P.S. The classes for this applicative case are the respective scores/grades of the abstracts.

I have background in visual Deep Learning, however, I lack much knowledge in text classification, especially using KNN. Any help would be much appreciated. Thank you in advance.


Solution

  • KNN is a classification algorithm - meaning you have to have a class attribute. KNN can use the output of TFIDF as the input matrix - TrainX, but you still need TrainY - the class for each row in your data. However, you could use a KNN regressor.

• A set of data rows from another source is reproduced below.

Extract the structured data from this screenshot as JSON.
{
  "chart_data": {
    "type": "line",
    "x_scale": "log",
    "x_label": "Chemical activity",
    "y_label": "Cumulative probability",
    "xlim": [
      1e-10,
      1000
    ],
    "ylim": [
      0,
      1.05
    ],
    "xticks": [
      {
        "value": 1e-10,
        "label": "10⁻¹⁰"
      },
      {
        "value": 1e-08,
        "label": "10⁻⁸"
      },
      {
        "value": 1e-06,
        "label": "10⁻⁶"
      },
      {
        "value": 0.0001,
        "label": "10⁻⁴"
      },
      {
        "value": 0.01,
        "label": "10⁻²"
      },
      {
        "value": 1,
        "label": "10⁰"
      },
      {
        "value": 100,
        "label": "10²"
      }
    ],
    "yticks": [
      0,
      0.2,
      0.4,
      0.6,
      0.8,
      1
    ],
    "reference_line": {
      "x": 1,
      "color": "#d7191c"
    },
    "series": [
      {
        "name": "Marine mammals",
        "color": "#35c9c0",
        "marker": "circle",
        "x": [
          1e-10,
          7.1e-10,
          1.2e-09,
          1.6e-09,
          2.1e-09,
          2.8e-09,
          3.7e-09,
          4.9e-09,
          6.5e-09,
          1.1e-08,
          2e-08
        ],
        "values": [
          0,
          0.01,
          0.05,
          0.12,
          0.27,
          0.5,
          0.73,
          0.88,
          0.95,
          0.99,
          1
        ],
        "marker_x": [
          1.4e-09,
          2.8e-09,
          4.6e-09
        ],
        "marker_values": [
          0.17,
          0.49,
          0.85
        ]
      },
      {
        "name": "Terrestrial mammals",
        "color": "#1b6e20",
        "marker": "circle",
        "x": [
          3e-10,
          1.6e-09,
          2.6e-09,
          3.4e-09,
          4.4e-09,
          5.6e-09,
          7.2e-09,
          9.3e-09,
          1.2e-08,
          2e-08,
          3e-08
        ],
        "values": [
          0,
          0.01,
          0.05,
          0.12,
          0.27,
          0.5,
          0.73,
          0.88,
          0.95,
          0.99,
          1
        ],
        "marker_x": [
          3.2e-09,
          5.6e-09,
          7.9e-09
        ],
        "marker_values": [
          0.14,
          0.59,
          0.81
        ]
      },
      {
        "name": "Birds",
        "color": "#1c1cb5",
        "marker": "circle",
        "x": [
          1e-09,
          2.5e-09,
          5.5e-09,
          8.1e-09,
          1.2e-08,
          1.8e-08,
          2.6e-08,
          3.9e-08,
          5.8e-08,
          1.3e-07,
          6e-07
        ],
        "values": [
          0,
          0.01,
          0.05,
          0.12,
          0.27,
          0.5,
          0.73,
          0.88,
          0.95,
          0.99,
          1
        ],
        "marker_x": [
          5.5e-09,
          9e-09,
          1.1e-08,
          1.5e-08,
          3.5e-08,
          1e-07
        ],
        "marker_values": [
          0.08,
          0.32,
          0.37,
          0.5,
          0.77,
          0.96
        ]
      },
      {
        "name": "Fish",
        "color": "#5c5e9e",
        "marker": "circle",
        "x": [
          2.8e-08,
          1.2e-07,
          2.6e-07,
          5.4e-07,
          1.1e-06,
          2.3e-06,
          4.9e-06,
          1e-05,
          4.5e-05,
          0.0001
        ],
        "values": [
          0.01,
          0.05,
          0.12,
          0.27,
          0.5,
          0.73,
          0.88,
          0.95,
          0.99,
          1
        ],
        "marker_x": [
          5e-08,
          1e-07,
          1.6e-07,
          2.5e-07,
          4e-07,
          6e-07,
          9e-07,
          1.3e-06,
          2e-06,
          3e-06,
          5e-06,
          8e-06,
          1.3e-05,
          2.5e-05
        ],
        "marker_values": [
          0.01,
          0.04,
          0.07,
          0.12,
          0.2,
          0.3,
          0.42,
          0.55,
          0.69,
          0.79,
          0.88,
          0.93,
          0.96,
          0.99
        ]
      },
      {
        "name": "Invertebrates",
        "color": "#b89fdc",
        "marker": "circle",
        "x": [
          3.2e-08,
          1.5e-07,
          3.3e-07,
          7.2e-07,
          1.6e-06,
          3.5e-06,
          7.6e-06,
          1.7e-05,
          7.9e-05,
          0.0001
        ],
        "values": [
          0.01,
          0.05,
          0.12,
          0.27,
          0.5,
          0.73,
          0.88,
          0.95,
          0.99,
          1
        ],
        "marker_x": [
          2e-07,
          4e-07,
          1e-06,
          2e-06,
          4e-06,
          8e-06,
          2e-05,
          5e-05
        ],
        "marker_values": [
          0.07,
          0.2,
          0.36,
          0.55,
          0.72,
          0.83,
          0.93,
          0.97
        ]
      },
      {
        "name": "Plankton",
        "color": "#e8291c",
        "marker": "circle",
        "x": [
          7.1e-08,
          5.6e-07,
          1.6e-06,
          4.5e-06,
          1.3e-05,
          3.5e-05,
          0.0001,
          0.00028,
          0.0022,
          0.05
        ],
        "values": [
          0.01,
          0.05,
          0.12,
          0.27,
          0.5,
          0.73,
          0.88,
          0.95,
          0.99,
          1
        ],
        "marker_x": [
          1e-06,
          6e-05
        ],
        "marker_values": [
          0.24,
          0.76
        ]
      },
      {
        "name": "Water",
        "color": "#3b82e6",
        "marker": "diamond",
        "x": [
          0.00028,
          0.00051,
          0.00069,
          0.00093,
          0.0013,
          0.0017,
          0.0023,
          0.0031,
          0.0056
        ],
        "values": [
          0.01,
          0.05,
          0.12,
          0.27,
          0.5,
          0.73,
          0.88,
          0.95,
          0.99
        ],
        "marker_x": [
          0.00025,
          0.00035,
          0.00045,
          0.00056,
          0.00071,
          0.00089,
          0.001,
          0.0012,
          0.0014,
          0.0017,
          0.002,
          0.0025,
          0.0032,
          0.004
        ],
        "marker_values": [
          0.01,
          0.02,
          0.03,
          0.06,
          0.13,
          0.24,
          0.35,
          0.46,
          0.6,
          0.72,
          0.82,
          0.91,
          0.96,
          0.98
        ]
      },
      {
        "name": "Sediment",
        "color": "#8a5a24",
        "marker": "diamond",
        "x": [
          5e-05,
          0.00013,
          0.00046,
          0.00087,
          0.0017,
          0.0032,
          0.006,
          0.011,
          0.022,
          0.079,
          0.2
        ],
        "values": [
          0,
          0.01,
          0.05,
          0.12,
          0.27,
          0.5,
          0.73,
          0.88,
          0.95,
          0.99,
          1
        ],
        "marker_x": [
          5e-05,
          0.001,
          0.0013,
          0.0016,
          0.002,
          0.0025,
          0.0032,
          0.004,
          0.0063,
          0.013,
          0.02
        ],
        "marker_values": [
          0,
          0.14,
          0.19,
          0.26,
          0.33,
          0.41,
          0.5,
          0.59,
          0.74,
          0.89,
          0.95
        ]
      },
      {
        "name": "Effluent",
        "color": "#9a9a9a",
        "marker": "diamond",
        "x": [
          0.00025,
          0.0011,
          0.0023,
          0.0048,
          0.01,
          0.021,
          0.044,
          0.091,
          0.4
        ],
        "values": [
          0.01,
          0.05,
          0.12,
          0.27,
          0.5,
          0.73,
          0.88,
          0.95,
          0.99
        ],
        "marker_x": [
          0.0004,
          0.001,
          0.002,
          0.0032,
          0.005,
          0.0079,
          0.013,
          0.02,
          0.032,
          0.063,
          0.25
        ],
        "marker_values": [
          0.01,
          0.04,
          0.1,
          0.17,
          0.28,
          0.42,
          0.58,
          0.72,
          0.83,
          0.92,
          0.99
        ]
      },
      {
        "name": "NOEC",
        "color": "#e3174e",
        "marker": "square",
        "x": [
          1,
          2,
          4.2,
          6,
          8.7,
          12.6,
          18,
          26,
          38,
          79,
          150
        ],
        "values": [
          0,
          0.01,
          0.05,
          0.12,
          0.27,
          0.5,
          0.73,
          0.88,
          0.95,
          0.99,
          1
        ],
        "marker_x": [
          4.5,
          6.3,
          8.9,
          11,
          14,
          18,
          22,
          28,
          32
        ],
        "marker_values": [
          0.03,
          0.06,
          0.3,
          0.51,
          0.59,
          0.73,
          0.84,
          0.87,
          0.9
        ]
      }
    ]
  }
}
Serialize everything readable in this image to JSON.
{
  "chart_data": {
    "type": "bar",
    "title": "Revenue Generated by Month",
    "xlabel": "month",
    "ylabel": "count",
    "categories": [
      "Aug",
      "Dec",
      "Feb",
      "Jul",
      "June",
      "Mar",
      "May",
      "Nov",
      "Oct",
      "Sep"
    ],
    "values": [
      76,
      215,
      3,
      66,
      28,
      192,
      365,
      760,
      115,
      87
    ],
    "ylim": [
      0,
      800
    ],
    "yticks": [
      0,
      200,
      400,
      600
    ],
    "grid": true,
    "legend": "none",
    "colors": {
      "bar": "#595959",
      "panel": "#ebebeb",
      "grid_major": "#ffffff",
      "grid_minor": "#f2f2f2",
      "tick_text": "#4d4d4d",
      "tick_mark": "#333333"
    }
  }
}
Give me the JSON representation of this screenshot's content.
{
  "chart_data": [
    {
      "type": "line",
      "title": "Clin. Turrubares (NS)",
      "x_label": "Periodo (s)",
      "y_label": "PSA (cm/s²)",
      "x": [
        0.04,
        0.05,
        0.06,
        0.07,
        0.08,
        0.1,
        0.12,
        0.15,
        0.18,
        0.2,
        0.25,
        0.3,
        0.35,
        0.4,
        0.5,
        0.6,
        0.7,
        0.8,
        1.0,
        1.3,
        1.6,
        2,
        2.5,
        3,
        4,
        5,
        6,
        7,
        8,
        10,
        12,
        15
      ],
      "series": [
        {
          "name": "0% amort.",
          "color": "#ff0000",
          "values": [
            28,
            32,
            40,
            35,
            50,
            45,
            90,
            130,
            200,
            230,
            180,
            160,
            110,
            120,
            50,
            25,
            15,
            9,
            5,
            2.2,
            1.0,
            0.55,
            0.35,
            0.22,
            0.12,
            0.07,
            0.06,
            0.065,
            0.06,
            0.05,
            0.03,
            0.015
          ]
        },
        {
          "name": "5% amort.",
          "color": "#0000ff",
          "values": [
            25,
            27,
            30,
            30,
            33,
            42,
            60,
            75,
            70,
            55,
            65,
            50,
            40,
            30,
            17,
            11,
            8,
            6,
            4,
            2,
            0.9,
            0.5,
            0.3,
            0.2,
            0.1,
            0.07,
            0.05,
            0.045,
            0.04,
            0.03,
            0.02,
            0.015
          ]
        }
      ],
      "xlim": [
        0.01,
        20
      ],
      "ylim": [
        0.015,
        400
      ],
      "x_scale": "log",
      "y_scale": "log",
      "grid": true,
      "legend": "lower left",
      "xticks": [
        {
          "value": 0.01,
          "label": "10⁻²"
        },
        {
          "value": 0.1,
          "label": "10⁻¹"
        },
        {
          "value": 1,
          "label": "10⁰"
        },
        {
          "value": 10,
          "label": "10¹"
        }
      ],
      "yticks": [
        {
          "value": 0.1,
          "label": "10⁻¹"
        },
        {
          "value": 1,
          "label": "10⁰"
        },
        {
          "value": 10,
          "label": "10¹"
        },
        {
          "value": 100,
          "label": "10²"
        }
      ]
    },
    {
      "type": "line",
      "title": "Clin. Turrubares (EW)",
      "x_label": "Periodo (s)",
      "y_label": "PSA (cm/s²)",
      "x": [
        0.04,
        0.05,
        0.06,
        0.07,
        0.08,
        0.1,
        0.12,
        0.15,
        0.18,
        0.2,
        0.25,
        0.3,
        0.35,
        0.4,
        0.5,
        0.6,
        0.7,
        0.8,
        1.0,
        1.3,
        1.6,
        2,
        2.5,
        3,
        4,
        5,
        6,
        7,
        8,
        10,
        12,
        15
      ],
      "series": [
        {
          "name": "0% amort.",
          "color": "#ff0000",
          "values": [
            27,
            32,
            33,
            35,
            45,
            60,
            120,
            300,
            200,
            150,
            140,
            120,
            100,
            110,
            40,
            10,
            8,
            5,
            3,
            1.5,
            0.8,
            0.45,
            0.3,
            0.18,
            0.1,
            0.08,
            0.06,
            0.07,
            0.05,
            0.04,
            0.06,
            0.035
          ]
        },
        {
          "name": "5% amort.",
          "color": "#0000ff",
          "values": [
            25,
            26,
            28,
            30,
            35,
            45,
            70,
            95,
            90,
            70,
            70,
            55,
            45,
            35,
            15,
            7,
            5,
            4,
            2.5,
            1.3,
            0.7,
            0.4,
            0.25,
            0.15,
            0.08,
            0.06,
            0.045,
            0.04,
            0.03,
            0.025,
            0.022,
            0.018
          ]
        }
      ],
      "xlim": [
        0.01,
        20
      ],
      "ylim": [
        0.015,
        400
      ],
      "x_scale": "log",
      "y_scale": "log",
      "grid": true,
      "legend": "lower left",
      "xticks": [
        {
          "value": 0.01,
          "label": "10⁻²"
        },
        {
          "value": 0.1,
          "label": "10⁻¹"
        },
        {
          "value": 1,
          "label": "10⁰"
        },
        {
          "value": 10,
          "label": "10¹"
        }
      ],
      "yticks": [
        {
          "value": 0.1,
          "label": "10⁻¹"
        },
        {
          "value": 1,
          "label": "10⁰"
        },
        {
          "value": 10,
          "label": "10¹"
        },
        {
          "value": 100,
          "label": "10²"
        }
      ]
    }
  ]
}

Use your scores as the class variable:

    from sklearn.feature_extraction.text import TfidfVectorizer
    from nltk.corpus import stopwords
    import numpy as np
    import pandas as pd
    from csv import reader,writer
    import operator as op
    import string
    from sklearn import neighbors
    
    #Read data from corpus
    r = reader(open('corpus.csv','r'))
    abstract_list = []
    score_list = []
    institute_list = []
    row_count = 0
    for row in list(r)[1:]:
        institute,score,abstract = row[0], row[1], row[2]
        if len(abstract.split()) > 0:
          institute_list.append(institute)
          score = float(score)
          score_list.append(score)
          abstract = abstract.translate(string.punctuation).lower()
          abstract_list.append(abstract)
          row_count = row_count + 1
    
    print("Total processed data: ", row_count)
    
    #Vectorize (TF-IDF, ngrams 1-4, no stop words) using sklearn -->
    vectorizer = TfidfVectorizer(analyzer='word', ngram_range=(1,4),
                         min_df = 0, stop_words = 'english', sublinear_tf=True)
    response = vectorizer.fit_transform(abstract_list)
    classes = score_list
    feature_names = vectorizer.get_feature_names()
    
    clf = neighbors.KNeighborsRegressor(n_neighbors=1)
    clf.fit(response, classes)
    clf.predict(response)
    

    The "predict" will predict the score for each instance.